USAID is operating under emergency procedures allowing it to ask for bids from pre-selected companies. It has kept the arrangements largely secret, to avoid giving the impression that war is certain. Even President George Bush still maintains in public he has not yet taken the decision to launch an invasion.

Halliburton refused to comment on the umbrella contract. But it confirmed that its subsidiary Kellogg, Brown and Foot is working on a plan to fight oil-well fires in Iraq. President Saddam Hussein set the Kuwaiti oilfields ablaze as his forces withdrew from Kuwait in 1991, and US officials claim explosives are being installed at the fields around Kirkuk in northern Iraq.

But the disclosure is bound to strengthen suspicions that Iraq's vast oil wealth – at 112bn barrels, its proven reserves are second only to those of Saudi Arabia – is a driving motive behind the impending US and British-led invasion. The official administration line is that Iraq's oil will be placed "in trust" for the Iraqi people. But assuming the military campaign is successful, British and US oil companies would be very well placed.
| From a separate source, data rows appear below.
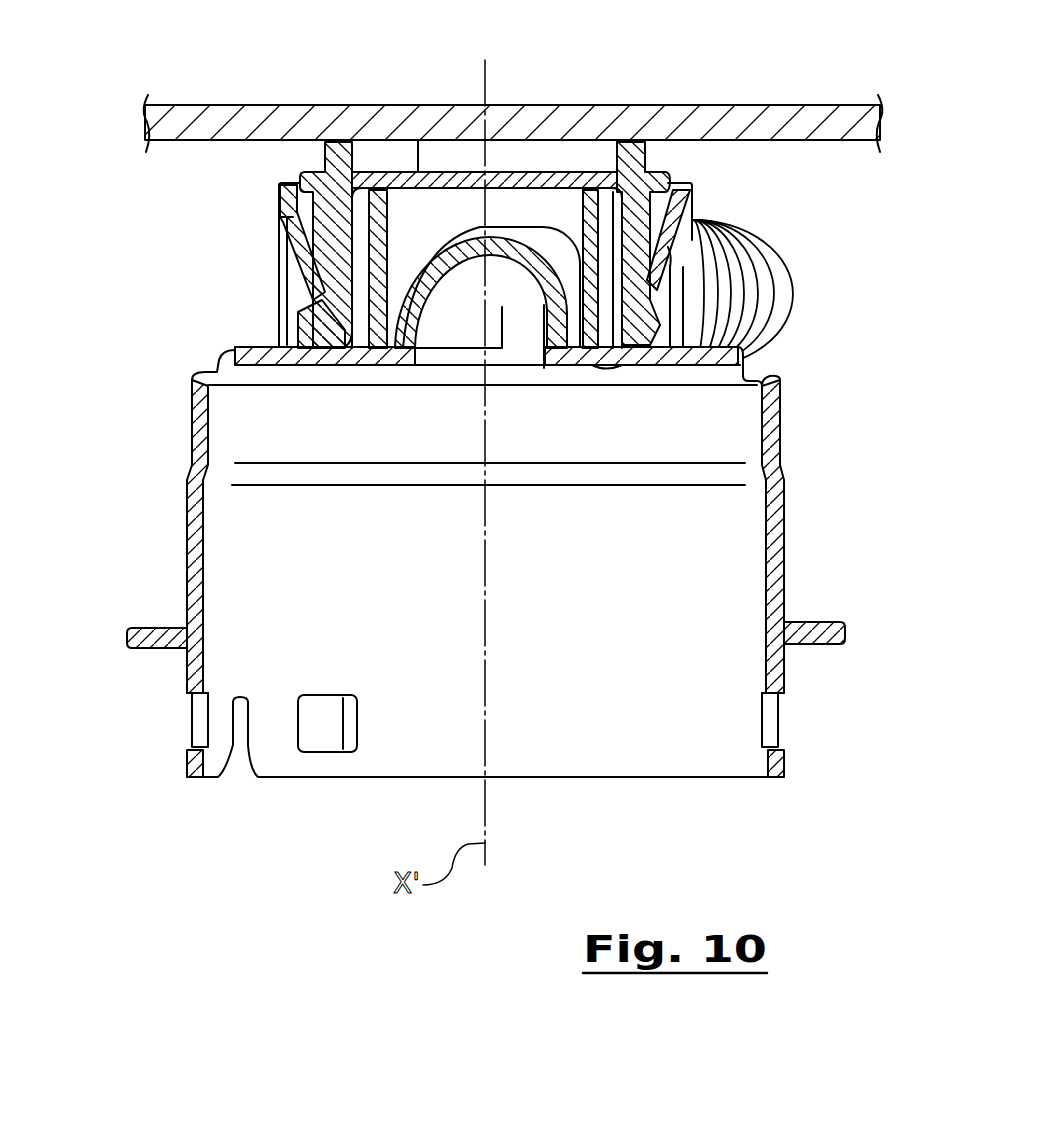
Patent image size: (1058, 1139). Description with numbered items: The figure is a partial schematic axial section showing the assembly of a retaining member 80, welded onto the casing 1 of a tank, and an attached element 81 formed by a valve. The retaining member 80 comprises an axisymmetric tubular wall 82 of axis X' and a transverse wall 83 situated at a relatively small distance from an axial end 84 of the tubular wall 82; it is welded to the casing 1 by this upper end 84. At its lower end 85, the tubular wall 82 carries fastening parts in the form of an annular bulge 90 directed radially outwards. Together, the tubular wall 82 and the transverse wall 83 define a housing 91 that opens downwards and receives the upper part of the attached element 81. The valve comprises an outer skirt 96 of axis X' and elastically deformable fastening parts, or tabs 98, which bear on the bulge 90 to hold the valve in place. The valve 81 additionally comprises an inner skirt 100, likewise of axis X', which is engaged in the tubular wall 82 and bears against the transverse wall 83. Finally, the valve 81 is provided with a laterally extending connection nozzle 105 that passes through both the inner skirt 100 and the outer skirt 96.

The casing 1 is at (303, 98).
The retaining member 80 is at (293, 161).
The attached element 81 is at (158, 533).
The tubular wall 82 is at (692, 183).
The transverse wall 83 is at (540, 173).
The axial end 84 is at (633, 138).
The lower end 85 is at (637, 360).
The annular bulge 90 is at (323, 323).
The housing 91 is at (363, 213).
The outer skirt 96 is at (278, 214).
The tabs 98 is at (295, 260).
The inner skirt 100 is at (397, 223).
The connection nozzle 105 is at (783, 303).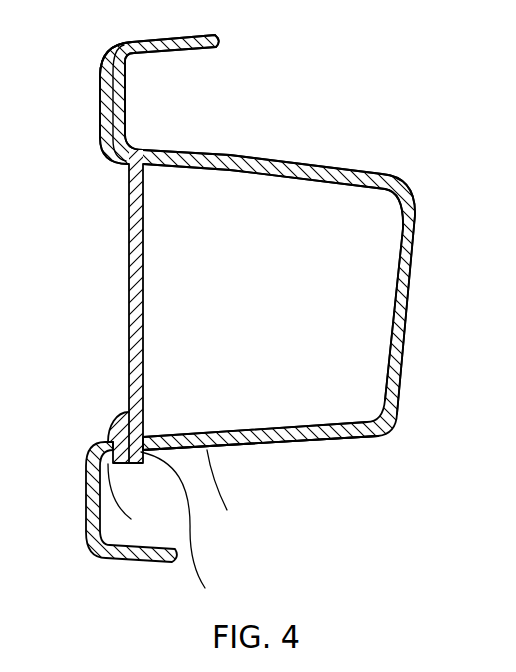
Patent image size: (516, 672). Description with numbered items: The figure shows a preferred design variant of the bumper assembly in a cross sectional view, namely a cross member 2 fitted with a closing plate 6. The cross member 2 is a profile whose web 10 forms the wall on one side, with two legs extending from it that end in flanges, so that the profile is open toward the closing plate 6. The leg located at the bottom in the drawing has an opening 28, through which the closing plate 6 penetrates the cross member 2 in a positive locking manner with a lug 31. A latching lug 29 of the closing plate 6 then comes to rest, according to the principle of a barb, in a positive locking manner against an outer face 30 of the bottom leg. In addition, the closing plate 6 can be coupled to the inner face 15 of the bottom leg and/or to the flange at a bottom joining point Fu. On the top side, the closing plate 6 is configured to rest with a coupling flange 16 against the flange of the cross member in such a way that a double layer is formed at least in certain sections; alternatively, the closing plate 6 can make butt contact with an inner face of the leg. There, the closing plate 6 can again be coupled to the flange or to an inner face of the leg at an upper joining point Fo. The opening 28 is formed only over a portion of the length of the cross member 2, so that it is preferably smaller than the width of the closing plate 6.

The cross member 2 is at (305, 162).
The closing plate 6 is at (143, 297).
The web 10 is at (405, 337).
The inner face of the leg 15 is at (200, 432).
The coupling flange 16 is at (101, 120).
The opening 28 is at (143, 436).
The latching lug 29 is at (134, 499).
The outer face of the bottom leg 30 is at (231, 497).
The lug 31 is at (189, 528).
The upper joining point Fo is at (107, 60).
The bottom joining point Fu is at (122, 423).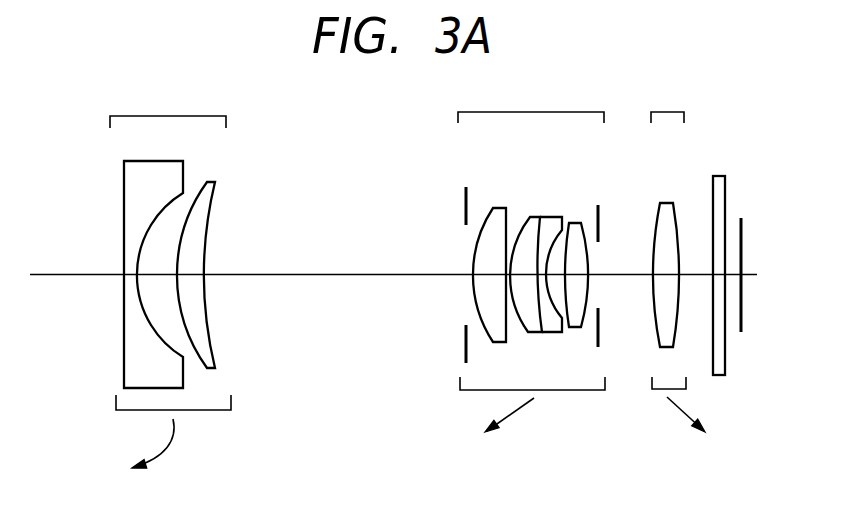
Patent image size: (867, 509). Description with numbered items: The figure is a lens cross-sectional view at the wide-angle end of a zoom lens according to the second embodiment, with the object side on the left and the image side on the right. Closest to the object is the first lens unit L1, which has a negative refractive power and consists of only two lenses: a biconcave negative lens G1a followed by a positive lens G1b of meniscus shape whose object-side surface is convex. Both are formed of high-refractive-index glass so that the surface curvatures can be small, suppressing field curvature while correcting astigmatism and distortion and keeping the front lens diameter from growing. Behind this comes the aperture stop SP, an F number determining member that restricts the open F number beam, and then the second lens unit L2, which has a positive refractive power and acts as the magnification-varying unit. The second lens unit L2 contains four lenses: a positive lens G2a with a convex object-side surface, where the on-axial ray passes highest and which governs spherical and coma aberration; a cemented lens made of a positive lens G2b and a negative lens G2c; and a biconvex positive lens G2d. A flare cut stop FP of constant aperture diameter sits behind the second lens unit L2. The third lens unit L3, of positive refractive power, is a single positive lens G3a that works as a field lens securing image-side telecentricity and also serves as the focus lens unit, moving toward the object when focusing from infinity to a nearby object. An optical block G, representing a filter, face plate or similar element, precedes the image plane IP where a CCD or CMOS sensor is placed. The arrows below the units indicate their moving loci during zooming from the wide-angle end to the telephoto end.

The first lens unit L1 is at (170, 275).
The negative lens G1a is at (135, 190).
The positive lens G1b is at (203, 223).
The second lens unit L2 is at (531, 256).
The aperture stop SP is at (466, 203).
The positive lens G2a is at (495, 213).
The positive lens G2b is at (531, 232).
The negative lens G2c is at (551, 228).
The positive lens G2d is at (575, 228).
The flare cut stop FP is at (602, 222).
The third lens unit L3 is at (678, 255).
The positive lens G3a is at (670, 203).
The optical block G is at (720, 180).
The image plane IP is at (744, 230).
Thanks to sanctions and deteriorating infrastructure, Iraq's oil output has dropped to around 2m barrels per day compared with 3.5m when President Saddam took power in 1979. Experts say that with the right investment, output could rise to 8m or more.

But huge uncertainties remain. USAID has drawn up an 18-month plan, working with United Nations and other humanitarian agencies to provide food to the population after a war, and shelter for refugees.

Washington, however, is expecting help from other countries to achieve its goal of getting full basic health, education and power services to all Iraqis. However, hostility to war among many rich potential donors in the West, and the disarray in the UN, casts doubt on whether that support will be forthcoming. Allies such as Japan, Germany and Saudi Arabia paid for 80 per cent of the cost of the 1991 Gulf war.

The American decision to give out contracts sparked fury in Britain among union leaders and MPs opposed to war. Derek Simpson, the general secretary of the giant Amicus union, said British firms should have been included, and said he would speak to Tony Blair.

Tam Dalyell, the Father of the Commons, said on BBC Radio 4's Today programme: "Who can now doubt that the US are determined to go ahead whatever the UN say?"